In a notice of claim filed with the city on Wednesday, Foster alleged that Maddrey, the Patrol Borough Brooklyn North chief, “used his position of power and authority as a high-ranking member of the NYPD and her direct supervisor to exploit her for his sexual gratification.”

Maddrey and Foster first had sex in his office at the 75th Precinct stationhouse, the filing states. “Somebody needs to stop chasing pregnant married girls around the department,” she wrote on Facebook earlier this month. Once, court documents state, they had sex in a Trump SoHo suite while Maddrey’s friend, the actor Omar Epps, was asleep nearby.

Foster also accuses Maddrey of secretly filming their sexual liaisons and of trying to coerce her into performing sexual acts with other female officers.

The court filing charged Maddrey, the married father of three daughters, with beating Foster in Tudor Park until she finally pulled a gun during the alleged December assault.

“I was so mad, I actually pulled my gun on him and literally had him at gunpoint,” she told The News. “He said, ‘Don’t shoot! Put the gun down!’

“I put the gun down and my ass got beat for real. He choked me up. He threw me from side to side like I was a rag doll.”

When a marked police car arrived at the Ozone Park green space, Maddrey simply ordered the arriving officers to leave, according to Foster.

“I still kept seeing him after that, like an idiot,” Foster told The News.

Her lawyer referred to Maddrey’s escape from prosecution as “white-shirt immunity.”

Others suggest Maddrey is a victim of unwanted attention. “The chief has years of records that document unwelcome contact from this woman,” Roy Richter, president of the Captains Endowment Association, told the Daily News. “He is currently pursuing legal recourse to bring this harassment to an end.” Maddrey plans to countersue, Richter said.

“Clearly this woman has problems,” an unnamed source close to Maddrey told the Daily News. “She’s just trying to sell her story.

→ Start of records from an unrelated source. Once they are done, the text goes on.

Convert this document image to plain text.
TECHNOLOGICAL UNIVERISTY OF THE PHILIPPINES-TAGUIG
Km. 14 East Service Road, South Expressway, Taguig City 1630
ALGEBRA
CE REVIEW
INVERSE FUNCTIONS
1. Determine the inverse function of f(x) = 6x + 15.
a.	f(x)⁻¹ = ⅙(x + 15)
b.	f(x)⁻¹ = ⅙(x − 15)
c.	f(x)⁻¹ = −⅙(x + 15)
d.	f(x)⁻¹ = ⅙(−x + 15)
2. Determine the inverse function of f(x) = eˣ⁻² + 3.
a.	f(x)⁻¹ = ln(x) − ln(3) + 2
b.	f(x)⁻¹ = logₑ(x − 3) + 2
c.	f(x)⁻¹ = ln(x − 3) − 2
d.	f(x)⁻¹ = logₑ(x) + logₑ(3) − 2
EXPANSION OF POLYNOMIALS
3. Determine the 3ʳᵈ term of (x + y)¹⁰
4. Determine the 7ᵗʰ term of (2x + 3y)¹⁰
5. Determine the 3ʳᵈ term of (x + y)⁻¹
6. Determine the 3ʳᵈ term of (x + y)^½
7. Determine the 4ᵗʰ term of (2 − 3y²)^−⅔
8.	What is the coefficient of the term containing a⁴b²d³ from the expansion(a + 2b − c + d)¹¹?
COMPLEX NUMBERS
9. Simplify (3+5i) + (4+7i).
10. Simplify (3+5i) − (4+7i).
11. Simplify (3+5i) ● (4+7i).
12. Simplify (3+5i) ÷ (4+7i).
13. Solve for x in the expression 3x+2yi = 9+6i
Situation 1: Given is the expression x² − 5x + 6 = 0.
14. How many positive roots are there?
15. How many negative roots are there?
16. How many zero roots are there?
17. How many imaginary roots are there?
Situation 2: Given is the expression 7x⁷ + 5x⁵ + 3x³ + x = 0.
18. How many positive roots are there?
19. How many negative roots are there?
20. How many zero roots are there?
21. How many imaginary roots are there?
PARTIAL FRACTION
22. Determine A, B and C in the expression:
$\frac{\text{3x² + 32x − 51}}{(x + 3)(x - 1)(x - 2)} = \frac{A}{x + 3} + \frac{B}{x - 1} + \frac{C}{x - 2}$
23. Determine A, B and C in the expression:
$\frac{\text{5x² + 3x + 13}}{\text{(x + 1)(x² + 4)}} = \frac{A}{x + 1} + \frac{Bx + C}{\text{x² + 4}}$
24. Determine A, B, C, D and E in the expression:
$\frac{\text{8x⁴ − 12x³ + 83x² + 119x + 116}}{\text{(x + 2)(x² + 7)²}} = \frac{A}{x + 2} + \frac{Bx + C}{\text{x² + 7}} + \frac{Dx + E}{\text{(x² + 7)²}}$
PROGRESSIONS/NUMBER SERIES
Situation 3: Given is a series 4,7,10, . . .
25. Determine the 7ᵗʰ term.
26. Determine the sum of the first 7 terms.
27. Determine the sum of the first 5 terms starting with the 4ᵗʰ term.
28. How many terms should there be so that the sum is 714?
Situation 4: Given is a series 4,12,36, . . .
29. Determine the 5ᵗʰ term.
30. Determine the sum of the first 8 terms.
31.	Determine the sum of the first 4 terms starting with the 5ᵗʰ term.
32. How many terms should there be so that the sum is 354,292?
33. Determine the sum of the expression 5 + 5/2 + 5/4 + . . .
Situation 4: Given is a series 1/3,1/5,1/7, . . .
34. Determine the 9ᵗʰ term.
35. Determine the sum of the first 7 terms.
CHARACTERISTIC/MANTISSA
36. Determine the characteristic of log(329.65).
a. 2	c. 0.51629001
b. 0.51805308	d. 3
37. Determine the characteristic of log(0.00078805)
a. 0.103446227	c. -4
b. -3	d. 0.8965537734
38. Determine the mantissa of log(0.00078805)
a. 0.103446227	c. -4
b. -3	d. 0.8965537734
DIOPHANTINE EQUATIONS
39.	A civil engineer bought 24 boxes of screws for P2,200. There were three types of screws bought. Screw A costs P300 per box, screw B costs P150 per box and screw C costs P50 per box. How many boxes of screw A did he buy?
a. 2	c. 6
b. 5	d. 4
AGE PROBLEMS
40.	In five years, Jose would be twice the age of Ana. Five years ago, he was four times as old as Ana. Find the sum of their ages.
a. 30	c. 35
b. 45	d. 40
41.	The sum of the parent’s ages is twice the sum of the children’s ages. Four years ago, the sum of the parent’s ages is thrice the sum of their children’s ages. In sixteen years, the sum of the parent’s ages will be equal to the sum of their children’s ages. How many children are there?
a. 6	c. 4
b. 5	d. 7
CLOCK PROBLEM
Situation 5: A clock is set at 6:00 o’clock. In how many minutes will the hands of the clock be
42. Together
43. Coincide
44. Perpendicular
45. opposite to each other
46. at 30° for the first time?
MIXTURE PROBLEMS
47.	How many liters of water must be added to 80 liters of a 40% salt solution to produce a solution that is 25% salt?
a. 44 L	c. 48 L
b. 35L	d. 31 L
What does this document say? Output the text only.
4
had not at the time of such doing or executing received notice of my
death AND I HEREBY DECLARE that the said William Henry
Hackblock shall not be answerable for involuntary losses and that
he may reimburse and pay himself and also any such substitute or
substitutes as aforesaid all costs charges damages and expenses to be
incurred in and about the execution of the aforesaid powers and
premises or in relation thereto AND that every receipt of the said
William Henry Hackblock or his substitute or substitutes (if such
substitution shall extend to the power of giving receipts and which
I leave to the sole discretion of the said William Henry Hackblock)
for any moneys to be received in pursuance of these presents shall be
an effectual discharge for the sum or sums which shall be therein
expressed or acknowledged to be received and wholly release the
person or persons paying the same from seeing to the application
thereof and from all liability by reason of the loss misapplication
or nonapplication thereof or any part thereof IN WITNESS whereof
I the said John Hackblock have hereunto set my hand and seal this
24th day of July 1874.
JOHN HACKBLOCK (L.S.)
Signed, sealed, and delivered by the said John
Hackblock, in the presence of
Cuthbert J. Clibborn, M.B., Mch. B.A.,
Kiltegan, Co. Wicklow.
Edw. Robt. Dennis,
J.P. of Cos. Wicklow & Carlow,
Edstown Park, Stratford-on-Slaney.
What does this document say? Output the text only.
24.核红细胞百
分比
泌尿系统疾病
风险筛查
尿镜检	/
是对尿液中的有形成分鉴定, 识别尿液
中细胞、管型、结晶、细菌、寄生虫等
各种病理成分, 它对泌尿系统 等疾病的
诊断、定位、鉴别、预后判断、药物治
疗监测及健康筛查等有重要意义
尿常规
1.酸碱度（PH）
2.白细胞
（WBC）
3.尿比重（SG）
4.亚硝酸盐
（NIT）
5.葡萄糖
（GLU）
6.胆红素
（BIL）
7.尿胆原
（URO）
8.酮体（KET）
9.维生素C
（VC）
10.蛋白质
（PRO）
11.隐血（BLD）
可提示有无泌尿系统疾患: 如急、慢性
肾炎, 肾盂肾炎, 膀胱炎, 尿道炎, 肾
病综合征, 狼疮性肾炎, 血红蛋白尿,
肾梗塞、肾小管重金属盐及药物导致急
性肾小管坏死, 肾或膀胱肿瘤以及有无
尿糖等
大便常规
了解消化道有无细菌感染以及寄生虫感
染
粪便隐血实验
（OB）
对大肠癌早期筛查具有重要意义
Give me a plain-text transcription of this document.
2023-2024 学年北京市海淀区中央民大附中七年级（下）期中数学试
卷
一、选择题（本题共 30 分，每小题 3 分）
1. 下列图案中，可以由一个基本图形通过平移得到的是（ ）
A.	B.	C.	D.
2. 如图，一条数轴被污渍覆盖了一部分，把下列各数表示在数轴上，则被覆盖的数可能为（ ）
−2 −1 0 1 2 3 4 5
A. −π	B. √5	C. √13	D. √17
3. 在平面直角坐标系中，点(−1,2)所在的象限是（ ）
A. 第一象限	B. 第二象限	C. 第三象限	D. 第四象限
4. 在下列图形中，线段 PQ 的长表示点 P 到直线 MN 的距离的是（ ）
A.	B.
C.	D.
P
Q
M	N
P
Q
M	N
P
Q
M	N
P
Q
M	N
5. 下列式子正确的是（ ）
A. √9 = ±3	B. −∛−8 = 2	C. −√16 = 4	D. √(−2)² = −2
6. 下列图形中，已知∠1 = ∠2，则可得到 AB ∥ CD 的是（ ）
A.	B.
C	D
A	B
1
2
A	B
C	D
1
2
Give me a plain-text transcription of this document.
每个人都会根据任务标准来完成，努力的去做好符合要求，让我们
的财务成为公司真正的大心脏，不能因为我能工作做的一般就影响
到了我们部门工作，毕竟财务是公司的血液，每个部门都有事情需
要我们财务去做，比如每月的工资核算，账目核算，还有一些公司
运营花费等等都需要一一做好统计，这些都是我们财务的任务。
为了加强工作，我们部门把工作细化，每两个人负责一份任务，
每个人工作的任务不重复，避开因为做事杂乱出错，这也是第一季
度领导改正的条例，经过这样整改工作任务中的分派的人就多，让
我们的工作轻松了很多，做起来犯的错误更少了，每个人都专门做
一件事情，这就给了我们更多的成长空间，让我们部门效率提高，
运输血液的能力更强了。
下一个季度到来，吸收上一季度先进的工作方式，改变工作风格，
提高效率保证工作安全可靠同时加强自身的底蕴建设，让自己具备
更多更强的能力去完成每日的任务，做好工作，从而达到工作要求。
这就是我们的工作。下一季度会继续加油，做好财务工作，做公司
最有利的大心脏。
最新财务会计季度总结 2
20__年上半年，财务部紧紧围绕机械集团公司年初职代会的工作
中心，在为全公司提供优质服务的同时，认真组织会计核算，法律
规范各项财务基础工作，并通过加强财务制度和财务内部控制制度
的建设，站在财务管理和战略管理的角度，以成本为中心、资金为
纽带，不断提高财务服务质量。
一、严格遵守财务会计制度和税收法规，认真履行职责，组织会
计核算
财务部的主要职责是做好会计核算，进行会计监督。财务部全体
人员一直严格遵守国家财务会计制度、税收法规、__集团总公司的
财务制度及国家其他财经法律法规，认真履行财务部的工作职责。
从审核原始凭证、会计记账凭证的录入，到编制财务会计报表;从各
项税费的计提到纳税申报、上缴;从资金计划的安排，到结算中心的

She wants to be the next Beyoncé, and she is going to drag the chief’s name through the mud to do it. It’s wrong.”

Unnamed sources turn up frequently in the Daily News’s coverage of Foster’s accusations: One actually showed a reporter text messages apparently between the two, in an effort to clear Maddrey’s name. “She became too clingy—she is just promoting lies to harass people,” the source said.

Foster retired from the force after suffering a stroke in 2013. Reportedly, she is not cooperating with an Internal Affairs investigation into Maddrey.